Migrants head for Europe via Morocco
"Our cause is Europe"!
To achieve their cause, sub-Saharan migrants have one goal – reach the soil of Ceuta, the Spanish enclave in North Africa.
Dibongue Cyril is a young man from Cameroon. He graduated from law school in the University of Douala and, one day, he just decided to "do it".
With no prospect of a bright future in his country, he left his native village and for months he travelled through Nigeria, Niger, Mali and Algeria, before finally reaching Morocco.
He told me his story while guiding me through the hills above F'nideq, a Moroccan Mediterranean resort that is only two kilometers away from "Bab Sebta", as Moroccans call the border.
After an hour or so, we reached a spot on top of the hill. The forest there is dense and constitutes a safe haven for about 30 would-be immigrants from Cameroon, Gabon, Chad and other African countries.
In the beginning, I'm not really welcomed by the group because, as a young man from Gabon explains to me, they are fed up with journalists. They want nothing but to stay away from trouble.

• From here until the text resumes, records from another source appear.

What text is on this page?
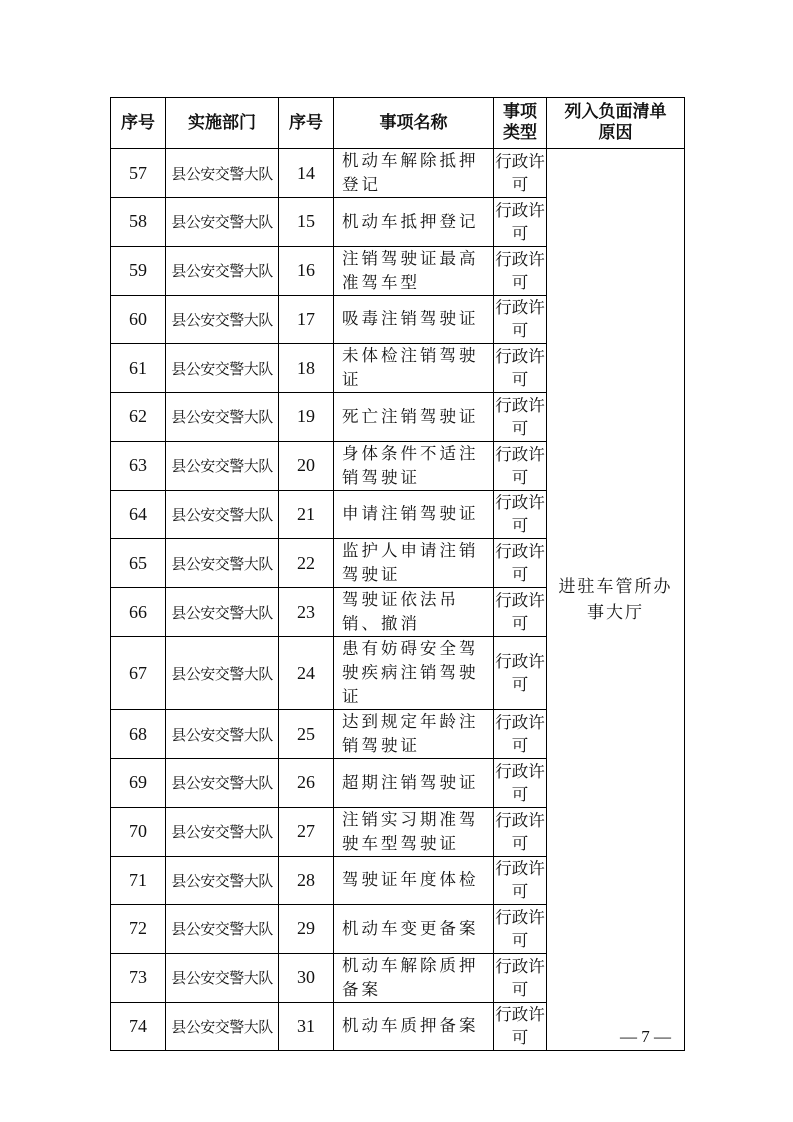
序号	实施部门	序号	事项名称	事项类型	列入负面清单原因
57	县公安交警大队	14	机动车解除抵押登记	行政许可	进驻车管所办事大厅
58	县公安交警大队	15	机动车抵押登记	行政许可	
59	县公安交警大队	16	注销驾驶证最高准驾车型	行政许可	
60	县公安交警大队	17	吸毒注销驾驶证	行政许可	
61	县公安交警大队	18	未体检注销驾驶证	行政许可	
62	县公安交警大队	19	死亡注销驾驶证	行政许可	
63	县公安交警大队	20	身体条件不适注销驾驶证	行政许可	
64	县公安交警大队	21	申请注销驾驶证	行政许可	
65	县公安交警大队	22	监护人申请注销驾驶证	行政许可	
66	县公安交警大队	23	驾驶证依法吊销、撤消	行政许可	
67	县公安交警大队	24	患有妨碍安全驾驶疾病注销驾驶证	行政许可	
68	县公安交警大队	25	达到规定年龄注销驾驶证	行政许可	
69	县公安交警大队	26	超期注销驾驶证	行政许可	
70	县公安交警大队	27	注销实习期准驾驶车型驾驶证	行政许可	
71	县公安交警大队	28	驾驶证年度体检	行政许可	
72	县公安交警大队	29	机动车变更备案	行政许可	
73	县公安交警大队	30	机动车解除质押备案	行政许可	
74	县公安交警大队	31	机动车质押备案	行政许可		— 7 —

The group was still mourning thirteen of their "brothers" who perished in the cold waters of the Mediterranean on February 6.
That day, about 400 would-be immigrants dived into the sea from the beach of F'nideq. They managed to swim the small distance that separates F'nideq from Ceuta.
Once there they say they were forced by Spain's Coast Guards to go back.
According to them, the guards fired at them with rubber-coated bullets. Thirteen are confirmed dead and more than 60 are still missing.
Mohammed Zellal leads a local human rights organisation based in Tétouan.
He explains the problem of illegal immigration from Africa to Europe at this point is that it is at a crossroads.
Countries like Spain and Morocco, he says, have to comply with International Law by guaranteeing the rights of immigrants, even if they hold no identification documents.
The problem also is the status of Ceuta: a European city located on African soil.
For Moroccans it is a reminiscence of Colonial times. For Spain, Ceuta and Melilla are part of Europe. European asylum rules and regulations have to be enforced in the enclaves and sub-Saharan immigrants know that.
Once in Ceuta, they would be welcomed into the Temporary Center for Immigrants and Asylum Seekers (CETI).
According to CETI's manager in Melilla, the centre is overcrowded with undocumented immigrants waiting for asylum papers and the Spanish government cannot send them back to Morocco.
This explains the high degree of coordination that is now in place between Madrid and Rabat. Their common policy is to prevent immigrants from touching the soil of Ceuta or Melilla.
But Dibongue and his comrades are adamant. As long as the CETI is in sight, they will keep on trying to fulfill their "European cause".